Obviously, the fate of GlaxoSmithKline's (NYSE: GSK) diabetes drug Avandia is vital to the company. But it also will mark a defining moment for the Obama administration's FDA, as well as the entire pharma industry.
Avandia has been under scrutiny since 2007, when a study linked the drug to increased cardiovascular risks. Since then, research has been piling up, but it's not only contradictory, it's not all top-quality data. GSK argues that true clinical trials haven't pinpointed the same cardiac risks as some independent analyses have, including those published this week. At this point, there's been no full-on clinical outcomes trial, so the data available has to be weighted and compared.
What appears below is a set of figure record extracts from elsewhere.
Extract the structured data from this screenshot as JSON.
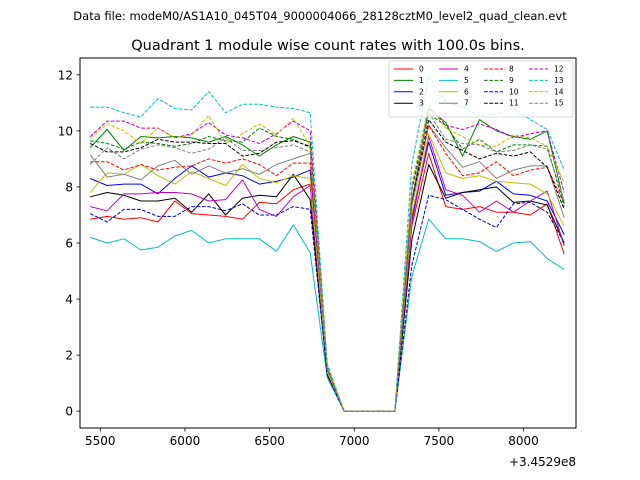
{
  "chart_data": {
    "type": "line",
    "suptitle": "Data file: modeM0/AS1A10_045T04_9000004066_28128cztM0_level2_quad_clean.evt",
    "title": "Quadrant 1 module wise count rates with 100.0s bins.",
    "xlabel": "",
    "ylabel": "",
    "x_offset_label": "+3.4529e8",
    "xlim": [
      5380,
      8310
    ],
    "ylim": [
      -0.6,
      12.6
    ],
    "x_ticks": [
      5500,
      6000,
      6500,
      7000,
      7500,
      8000
    ],
    "y_ticks": [
      0,
      2,
      4,
      6,
      8,
      10,
      12
    ],
    "legend_location": "top-right",
    "grid": false,
    "x": [
      5440,
      5540,
      5640,
      5740,
      5840,
      5940,
      6040,
      6140,
      6240,
      6340,
      6440,
      6540,
      6640,
      6740,
      6840,
      6940,
      7040,
      7140,
      7240,
      7340,
      7440,
      7540,
      7640,
      7740,
      7840,
      7940,
      8040,
      8140,
      8240
    ],
    "series": [
      {
        "name": "0",
        "color": "#ff0000",
        "dash": "solid",
        "values": [
          6.85,
          6.95,
          6.85,
          6.9,
          6.75,
          7.5,
          7.05,
          7.0,
          6.95,
          6.85,
          7.45,
          7.4,
          7.9,
          8.1,
          1.3,
          0.0,
          0.0,
          0.0,
          0.0,
          6.6,
          9.2,
          7.3,
          7.2,
          7.3,
          7.1,
          7.1,
          7.0,
          7.4,
          5.6
        ]
      },
      {
        "name": "1",
        "color": "#008000",
        "dash": "solid",
        "values": [
          9.4,
          10.05,
          9.3,
          9.8,
          9.75,
          9.8,
          9.75,
          9.6,
          9.8,
          9.5,
          9.1,
          9.5,
          9.8,
          9.6,
          1.6,
          0.0,
          0.0,
          0.0,
          0.0,
          7.5,
          10.8,
          10.3,
          9.1,
          10.4,
          10.0,
          9.8,
          9.7,
          10.0,
          7.4
        ]
      },
      {
        "name": "2",
        "color": "#0000ff",
        "dash": "solid",
        "values": [
          8.3,
          8.05,
          8.1,
          8.1,
          7.75,
          8.3,
          8.75,
          8.35,
          8.5,
          8.4,
          8.1,
          8.2,
          8.35,
          8.6,
          1.5,
          0.0,
          0.0,
          0.0,
          0.0,
          6.9,
          9.6,
          7.7,
          7.8,
          7.85,
          8.2,
          7.75,
          7.7,
          7.5,
          6.3
        ]
      },
      {
        "name": "3",
        "color": "#000000",
        "dash": "solid",
        "values": [
          7.65,
          7.8,
          7.7,
          7.5,
          7.5,
          7.6,
          7.1,
          7.75,
          7.0,
          7.6,
          7.7,
          7.65,
          8.45,
          7.55,
          1.3,
          0.0,
          0.0,
          0.0,
          0.0,
          6.1,
          8.8,
          7.6,
          7.8,
          7.9,
          8.0,
          7.45,
          7.5,
          7.35,
          6.0
        ]
      },
      {
        "name": "4",
        "color": "#bf00bf",
        "dash": "solid",
        "values": [
          7.3,
          7.15,
          7.75,
          7.75,
          7.8,
          7.8,
          7.75,
          7.5,
          7.55,
          8.25,
          7.2,
          6.95,
          7.65,
          8.05,
          1.4,
          0.0,
          0.0,
          0.0,
          0.0,
          6.7,
          9.8,
          7.9,
          7.7,
          7.1,
          7.5,
          7.1,
          7.5,
          7.85,
          5.9
        ]
      },
      {
        "name": "5",
        "color": "#00bfbf",
        "dash": "solid",
        "values": [
          6.2,
          6.0,
          6.15,
          5.75,
          5.85,
          6.25,
          6.45,
          6.0,
          6.15,
          6.15,
          6.15,
          5.7,
          6.65,
          5.65,
          1.2,
          0.0,
          0.0,
          0.0,
          0.0,
          4.8,
          6.85,
          6.15,
          6.15,
          6.05,
          5.7,
          6.0,
          6.05,
          5.45,
          5.05
        ]
      },
      {
        "name": "6",
        "color": "#bfbf00",
        "dash": "solid",
        "values": [
          7.8,
          8.5,
          8.45,
          8.8,
          8.4,
          8.1,
          8.55,
          8.3,
          8.05,
          8.8,
          8.3,
          8.15,
          8.4,
          8.3,
          1.4,
          0.0,
          0.0,
          0.0,
          0.0,
          7.0,
          9.9,
          8.5,
          8.3,
          8.4,
          8.2,
          8.15,
          8.1,
          7.75,
          6.6
        ]
      },
      {
        "name": "7",
        "color": "#808080",
        "dash": "solid",
        "values": [
          9.15,
          8.35,
          8.45,
          8.25,
          8.75,
          8.95,
          8.45,
          8.75,
          8.5,
          8.65,
          8.45,
          8.8,
          9.0,
          9.2,
          1.5,
          0.0,
          0.0,
          0.0,
          0.0,
          7.3,
          10.2,
          9.4,
          8.7,
          8.9,
          8.3,
          8.6,
          8.75,
          8.75,
          6.9
        ]
      },
      {
        "name": "8",
        "color": "#ff0000",
        "dash": "dashed",
        "values": [
          8.9,
          8.9,
          8.6,
          8.8,
          8.6,
          8.7,
          8.75,
          9.0,
          8.85,
          9.0,
          8.8,
          8.4,
          8.85,
          8.85,
          1.5,
          0.0,
          0.0,
          0.0,
          0.0,
          7.5,
          10.2,
          9.2,
          8.4,
          8.5,
          8.9,
          8.4,
          8.6,
          8.7,
          7.4
        ]
      },
      {
        "name": "9",
        "color": "#008000",
        "dash": "dashed",
        "values": [
          9.65,
          9.55,
          9.35,
          9.6,
          9.55,
          9.45,
          9.55,
          9.8,
          9.65,
          9.6,
          10.1,
          9.8,
          9.7,
          9.4,
          1.6,
          0.0,
          0.0,
          0.0,
          0.0,
          7.9,
          10.6,
          10.2,
          9.35,
          9.7,
          9.25,
          9.5,
          9.5,
          9.45,
          7.3
        ]
      },
      {
        "name": "10",
        "color": "#0000bf",
        "dash": "dashed",
        "values": [
          7.05,
          6.75,
          7.2,
          7.2,
          6.95,
          6.95,
          7.3,
          7.3,
          7.15,
          7.4,
          7.0,
          7.0,
          7.3,
          7.2,
          1.3,
          0.0,
          0.0,
          0.0,
          0.0,
          5.2,
          7.7,
          7.55,
          7.2,
          6.85,
          6.55,
          7.4,
          7.45,
          7.1,
          6.0
        ]
      },
      {
        "name": "11",
        "color": "#000000",
        "dash": "dashed",
        "values": [
          9.55,
          9.25,
          9.25,
          9.4,
          9.7,
          9.6,
          9.6,
          9.55,
          9.55,
          9.1,
          9.2,
          9.6,
          9.65,
          9.45,
          1.5,
          0.0,
          0.0,
          0.0,
          0.0,
          7.5,
          10.4,
          9.6,
          9.3,
          9.0,
          9.2,
          9.1,
          9.25,
          8.7,
          7.2
        ]
      },
      {
        "name": "12",
        "color": "#bf00bf",
        "dash": "dashed",
        "values": [
          9.8,
          10.35,
          10.35,
          10.1,
          10.1,
          9.75,
          9.9,
          10.3,
          9.85,
          9.75,
          9.55,
          9.9,
          10.35,
          10.0,
          1.6,
          0.0,
          0.0,
          0.0,
          0.0,
          8.0,
          10.9,
          10.2,
          10.05,
          10.25,
          10.05,
          9.75,
          9.9,
          10.0,
          7.8
        ]
      },
      {
        "name": "13",
        "color": "#00bfbf",
        "dash": "dashed",
        "values": [
          10.85,
          10.85,
          10.65,
          10.5,
          11.15,
          10.8,
          10.75,
          11.4,
          10.65,
          10.95,
          10.95,
          10.85,
          10.8,
          10.65,
          1.7,
          0.0,
          0.0,
          0.0,
          0.0,
          8.8,
          11.95,
          11.05,
          10.85,
          10.55,
          10.6,
          10.8,
          10.4,
          10.05,
          8.6
        ]
      },
      {
        "name": "14",
        "color": "#bfbf00",
        "dash": "dashed",
        "values": [
          9.75,
          10.25,
          10.0,
          9.55,
          10.1,
          9.75,
          9.85,
          10.55,
          9.55,
          9.9,
          10.25,
          9.85,
          10.45,
          9.45,
          1.6,
          0.0,
          0.0,
          0.0,
          0.0,
          8.1,
          10.9,
          10.1,
          9.8,
          9.5,
          9.45,
          9.85,
          9.75,
          9.45,
          8.15
        ]
      },
      {
        "name": "15",
        "color": "#808080",
        "dash": "dashed",
        "values": [
          8.8,
          9.4,
          9.0,
          9.35,
          9.5,
          9.4,
          9.2,
          9.35,
          9.75,
          9.3,
          9.3,
          9.4,
          9.5,
          9.25,
          1.5,
          0.0,
          0.0,
          0.0,
          0.0,
          7.6,
          10.65,
          9.7,
          9.55,
          9.5,
          9.25,
          9.3,
          9.5,
          9.35,
          7.5
        ]
      }
    ]
  }
}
As Reuters notes, the world is watching the FDA to see just how it weighs that data. It's the first big safety controversy faced by Obama's FDA. And even within the agency, Avandia has its detractors and supporters. Some in Congress are pushing for withdrawal. We have yet to hear from the agency's expert advisors, who meet in mid-July on Avandia, but ultimately it's the agency that has to sift through all the data--and all the recommendations--and make a decision.
If the FDA were to pull Avandia, there could be problems for future drugs with inconclusive safety data. "The ability to get through FDA might be questioned a little bit more if they were to do something pretty dramatic here," Morningstar analyst Damien Conover tells Reuters, adding that he doesn't think Avandia will be banned.